The future masterplan for the Sphinxquarter in Maastricht has a strong silhouette; a collection of elongated parcels with numerous building structures that lie hidden as a small city behind an imposing brick factory wall.
In the plan “Cascade”’, four substantial “warehouses”, divided by alleyways, rise behind this aged wall. Together they form a vertical unity, with articulated chimneys that refer in an abstract way to the recent history as factory.
The alleyways open up the warehouses and serve as single light shaft for the dwellings. The noise pollution, which is the main problem on the site, is quickly deflected and absorbed in the narrow alleyways, because they also double as a physical building noise reduction canal in which the noise level is reduced.
The new volumes encircle the existing Brikkenbuilding and define a new city chamber. The deep recesses on the southern side of the new “warehouses” offers place for the awnings and the window frames on the northern side protrude from the façade. These diverse recesses and the variety in the brickwork bonds gives a rhythm to the facades and enrich the interior of the city chamber.

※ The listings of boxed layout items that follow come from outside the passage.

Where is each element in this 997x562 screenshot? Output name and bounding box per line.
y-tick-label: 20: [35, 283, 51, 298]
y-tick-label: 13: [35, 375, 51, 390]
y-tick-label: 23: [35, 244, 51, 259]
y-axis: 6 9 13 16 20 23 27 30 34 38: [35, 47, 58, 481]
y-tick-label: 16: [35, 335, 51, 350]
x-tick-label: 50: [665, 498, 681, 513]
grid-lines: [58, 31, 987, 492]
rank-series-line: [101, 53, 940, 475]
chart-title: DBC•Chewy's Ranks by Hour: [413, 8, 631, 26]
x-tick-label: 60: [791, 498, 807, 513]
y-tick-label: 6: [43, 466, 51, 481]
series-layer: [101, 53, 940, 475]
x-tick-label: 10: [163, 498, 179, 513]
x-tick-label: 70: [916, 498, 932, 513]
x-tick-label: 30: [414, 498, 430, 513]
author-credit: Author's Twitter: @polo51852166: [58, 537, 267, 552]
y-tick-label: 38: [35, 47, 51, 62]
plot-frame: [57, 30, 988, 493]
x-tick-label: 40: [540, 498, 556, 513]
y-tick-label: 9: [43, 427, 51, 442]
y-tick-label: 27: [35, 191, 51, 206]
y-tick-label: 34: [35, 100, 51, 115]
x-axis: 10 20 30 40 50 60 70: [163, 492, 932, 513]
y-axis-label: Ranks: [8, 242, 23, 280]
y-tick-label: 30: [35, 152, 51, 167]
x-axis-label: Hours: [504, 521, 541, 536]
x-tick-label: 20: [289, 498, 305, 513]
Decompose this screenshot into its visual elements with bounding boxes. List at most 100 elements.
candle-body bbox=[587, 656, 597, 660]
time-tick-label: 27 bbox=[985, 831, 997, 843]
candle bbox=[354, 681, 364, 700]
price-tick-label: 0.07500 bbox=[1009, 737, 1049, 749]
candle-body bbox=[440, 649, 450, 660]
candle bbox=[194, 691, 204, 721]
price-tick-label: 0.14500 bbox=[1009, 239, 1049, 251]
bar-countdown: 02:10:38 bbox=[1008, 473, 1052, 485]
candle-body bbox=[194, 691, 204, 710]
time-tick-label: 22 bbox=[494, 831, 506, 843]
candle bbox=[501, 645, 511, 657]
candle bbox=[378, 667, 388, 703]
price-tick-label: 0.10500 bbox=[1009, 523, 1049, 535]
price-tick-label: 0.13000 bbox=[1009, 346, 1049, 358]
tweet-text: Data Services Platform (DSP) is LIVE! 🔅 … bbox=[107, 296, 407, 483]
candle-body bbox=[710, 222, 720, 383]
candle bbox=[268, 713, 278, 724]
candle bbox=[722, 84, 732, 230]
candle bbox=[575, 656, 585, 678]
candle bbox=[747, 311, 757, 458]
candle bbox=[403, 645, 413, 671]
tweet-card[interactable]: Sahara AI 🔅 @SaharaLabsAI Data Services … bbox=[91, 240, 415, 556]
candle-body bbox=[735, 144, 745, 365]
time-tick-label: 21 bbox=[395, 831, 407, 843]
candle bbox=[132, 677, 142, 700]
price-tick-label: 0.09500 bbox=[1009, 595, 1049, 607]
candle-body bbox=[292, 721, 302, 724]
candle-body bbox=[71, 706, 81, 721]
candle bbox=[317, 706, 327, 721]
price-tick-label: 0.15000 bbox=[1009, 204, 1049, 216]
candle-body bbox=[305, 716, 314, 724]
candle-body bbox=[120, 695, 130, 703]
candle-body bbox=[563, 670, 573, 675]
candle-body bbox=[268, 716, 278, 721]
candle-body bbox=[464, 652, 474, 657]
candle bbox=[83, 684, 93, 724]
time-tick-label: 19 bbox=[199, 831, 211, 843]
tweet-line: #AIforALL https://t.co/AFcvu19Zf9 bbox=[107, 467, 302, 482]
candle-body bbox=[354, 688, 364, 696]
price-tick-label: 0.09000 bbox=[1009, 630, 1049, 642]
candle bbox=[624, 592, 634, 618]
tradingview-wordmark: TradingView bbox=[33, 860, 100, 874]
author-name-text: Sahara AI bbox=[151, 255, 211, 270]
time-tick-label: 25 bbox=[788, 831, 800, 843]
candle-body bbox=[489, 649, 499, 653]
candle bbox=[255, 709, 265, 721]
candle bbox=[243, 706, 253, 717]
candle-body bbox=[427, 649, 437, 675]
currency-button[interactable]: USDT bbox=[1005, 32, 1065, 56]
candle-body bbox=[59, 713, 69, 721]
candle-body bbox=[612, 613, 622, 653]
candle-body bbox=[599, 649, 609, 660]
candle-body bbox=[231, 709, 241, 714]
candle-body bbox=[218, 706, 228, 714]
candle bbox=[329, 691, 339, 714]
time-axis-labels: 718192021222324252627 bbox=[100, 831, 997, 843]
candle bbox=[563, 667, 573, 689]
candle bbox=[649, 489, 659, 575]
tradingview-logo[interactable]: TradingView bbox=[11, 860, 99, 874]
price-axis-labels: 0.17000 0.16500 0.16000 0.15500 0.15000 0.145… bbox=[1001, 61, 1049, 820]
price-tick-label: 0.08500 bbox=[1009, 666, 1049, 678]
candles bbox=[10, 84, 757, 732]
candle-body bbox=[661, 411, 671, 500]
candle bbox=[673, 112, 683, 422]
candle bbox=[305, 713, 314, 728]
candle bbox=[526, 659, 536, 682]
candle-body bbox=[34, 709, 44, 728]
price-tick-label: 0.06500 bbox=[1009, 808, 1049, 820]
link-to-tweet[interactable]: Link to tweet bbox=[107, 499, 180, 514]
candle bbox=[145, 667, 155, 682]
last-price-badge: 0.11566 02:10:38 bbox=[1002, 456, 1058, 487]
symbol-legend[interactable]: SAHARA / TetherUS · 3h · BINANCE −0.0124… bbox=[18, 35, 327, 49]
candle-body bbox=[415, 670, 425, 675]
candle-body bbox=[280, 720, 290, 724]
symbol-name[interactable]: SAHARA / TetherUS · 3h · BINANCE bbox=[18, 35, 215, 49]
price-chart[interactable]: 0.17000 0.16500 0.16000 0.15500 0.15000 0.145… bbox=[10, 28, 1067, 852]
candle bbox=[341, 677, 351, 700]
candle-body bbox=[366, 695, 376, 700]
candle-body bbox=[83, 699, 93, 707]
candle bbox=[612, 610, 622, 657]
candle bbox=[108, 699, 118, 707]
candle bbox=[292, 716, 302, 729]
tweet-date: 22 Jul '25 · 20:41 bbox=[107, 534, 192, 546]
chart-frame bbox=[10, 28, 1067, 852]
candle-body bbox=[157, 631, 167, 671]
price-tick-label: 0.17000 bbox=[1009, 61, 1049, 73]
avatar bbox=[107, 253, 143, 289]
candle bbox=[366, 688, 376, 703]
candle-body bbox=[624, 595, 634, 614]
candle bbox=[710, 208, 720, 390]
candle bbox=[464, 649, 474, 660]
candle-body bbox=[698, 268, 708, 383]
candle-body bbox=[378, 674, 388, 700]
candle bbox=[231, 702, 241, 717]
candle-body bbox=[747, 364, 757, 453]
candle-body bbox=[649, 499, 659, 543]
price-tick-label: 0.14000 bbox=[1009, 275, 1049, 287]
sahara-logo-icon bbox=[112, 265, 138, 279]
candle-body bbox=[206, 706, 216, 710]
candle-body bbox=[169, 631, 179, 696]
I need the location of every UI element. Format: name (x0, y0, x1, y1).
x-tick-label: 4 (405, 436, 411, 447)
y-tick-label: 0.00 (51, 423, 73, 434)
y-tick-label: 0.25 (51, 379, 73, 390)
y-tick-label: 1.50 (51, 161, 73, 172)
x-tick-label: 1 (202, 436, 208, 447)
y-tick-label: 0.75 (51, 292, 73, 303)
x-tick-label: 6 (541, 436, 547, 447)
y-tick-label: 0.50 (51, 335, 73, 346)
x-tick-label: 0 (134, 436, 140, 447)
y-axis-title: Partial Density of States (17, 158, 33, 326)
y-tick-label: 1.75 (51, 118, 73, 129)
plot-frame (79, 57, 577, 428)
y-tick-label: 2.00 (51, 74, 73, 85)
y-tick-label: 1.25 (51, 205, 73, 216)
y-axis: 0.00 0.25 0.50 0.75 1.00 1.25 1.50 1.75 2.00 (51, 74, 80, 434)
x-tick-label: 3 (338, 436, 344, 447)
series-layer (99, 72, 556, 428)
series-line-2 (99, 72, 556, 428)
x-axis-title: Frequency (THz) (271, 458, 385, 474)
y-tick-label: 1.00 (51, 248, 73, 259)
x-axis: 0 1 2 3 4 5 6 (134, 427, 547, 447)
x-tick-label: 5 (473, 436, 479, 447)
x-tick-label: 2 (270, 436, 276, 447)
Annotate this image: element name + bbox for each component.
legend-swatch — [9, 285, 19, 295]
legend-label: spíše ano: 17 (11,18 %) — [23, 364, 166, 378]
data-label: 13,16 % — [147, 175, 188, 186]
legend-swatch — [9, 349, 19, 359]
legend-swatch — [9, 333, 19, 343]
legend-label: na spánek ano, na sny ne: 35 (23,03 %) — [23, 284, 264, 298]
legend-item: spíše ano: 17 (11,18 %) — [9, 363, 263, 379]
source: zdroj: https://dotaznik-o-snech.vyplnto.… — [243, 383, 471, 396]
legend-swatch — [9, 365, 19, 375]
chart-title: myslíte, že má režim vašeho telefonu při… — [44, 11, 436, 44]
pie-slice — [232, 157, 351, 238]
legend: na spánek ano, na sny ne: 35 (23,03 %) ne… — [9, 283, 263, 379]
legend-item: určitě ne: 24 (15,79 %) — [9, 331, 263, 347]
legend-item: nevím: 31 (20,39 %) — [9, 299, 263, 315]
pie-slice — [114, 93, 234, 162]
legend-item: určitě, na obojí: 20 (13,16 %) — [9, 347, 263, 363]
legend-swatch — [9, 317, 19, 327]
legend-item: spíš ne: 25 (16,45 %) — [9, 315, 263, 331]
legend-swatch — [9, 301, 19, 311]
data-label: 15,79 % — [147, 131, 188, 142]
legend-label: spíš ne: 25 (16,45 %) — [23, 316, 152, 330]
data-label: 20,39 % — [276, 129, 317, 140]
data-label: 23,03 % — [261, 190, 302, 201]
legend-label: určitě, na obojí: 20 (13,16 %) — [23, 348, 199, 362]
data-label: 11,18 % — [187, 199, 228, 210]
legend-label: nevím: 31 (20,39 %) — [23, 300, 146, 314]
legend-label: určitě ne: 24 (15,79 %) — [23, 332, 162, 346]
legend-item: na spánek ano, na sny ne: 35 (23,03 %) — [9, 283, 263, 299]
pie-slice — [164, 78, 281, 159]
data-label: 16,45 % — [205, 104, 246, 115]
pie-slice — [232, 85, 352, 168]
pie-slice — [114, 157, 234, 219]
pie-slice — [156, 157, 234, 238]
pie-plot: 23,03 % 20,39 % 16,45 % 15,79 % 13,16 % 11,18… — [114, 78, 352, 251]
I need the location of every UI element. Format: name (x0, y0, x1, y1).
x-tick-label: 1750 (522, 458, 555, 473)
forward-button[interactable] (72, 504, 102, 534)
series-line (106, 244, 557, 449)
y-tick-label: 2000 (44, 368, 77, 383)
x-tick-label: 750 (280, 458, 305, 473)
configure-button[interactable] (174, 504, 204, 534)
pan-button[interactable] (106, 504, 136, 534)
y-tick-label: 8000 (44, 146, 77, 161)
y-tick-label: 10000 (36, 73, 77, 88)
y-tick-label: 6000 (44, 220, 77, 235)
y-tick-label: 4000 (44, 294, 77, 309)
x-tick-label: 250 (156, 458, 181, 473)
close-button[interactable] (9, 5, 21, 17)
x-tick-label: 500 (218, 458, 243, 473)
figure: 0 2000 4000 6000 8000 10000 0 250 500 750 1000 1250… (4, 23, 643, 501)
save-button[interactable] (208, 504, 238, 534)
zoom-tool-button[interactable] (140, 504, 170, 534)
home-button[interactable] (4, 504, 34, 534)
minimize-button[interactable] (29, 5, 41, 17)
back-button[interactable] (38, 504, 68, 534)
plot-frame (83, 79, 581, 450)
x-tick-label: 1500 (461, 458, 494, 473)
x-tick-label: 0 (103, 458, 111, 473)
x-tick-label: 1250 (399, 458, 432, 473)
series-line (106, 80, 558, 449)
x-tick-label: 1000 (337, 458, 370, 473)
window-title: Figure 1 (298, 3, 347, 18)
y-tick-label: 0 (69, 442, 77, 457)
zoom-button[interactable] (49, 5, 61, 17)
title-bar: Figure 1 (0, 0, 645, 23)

The weight bearing facades of the “warehouses” have a span of 8 metres and offer the apartments a generic plan, which can be transformed according to the wishes of the occupant.
The windows in the alleys have an introspective character, since the facades of the adjoining warehouses is incorporated in the interior due to their proximity. The abstraction of the warehouses behind the factory wall changes at living level into a tactile palette of various hues of brickwork. The variation of both open and closed areas guarantees privacy, but the urban character, which includes the awareness of neighbours, is always manifest.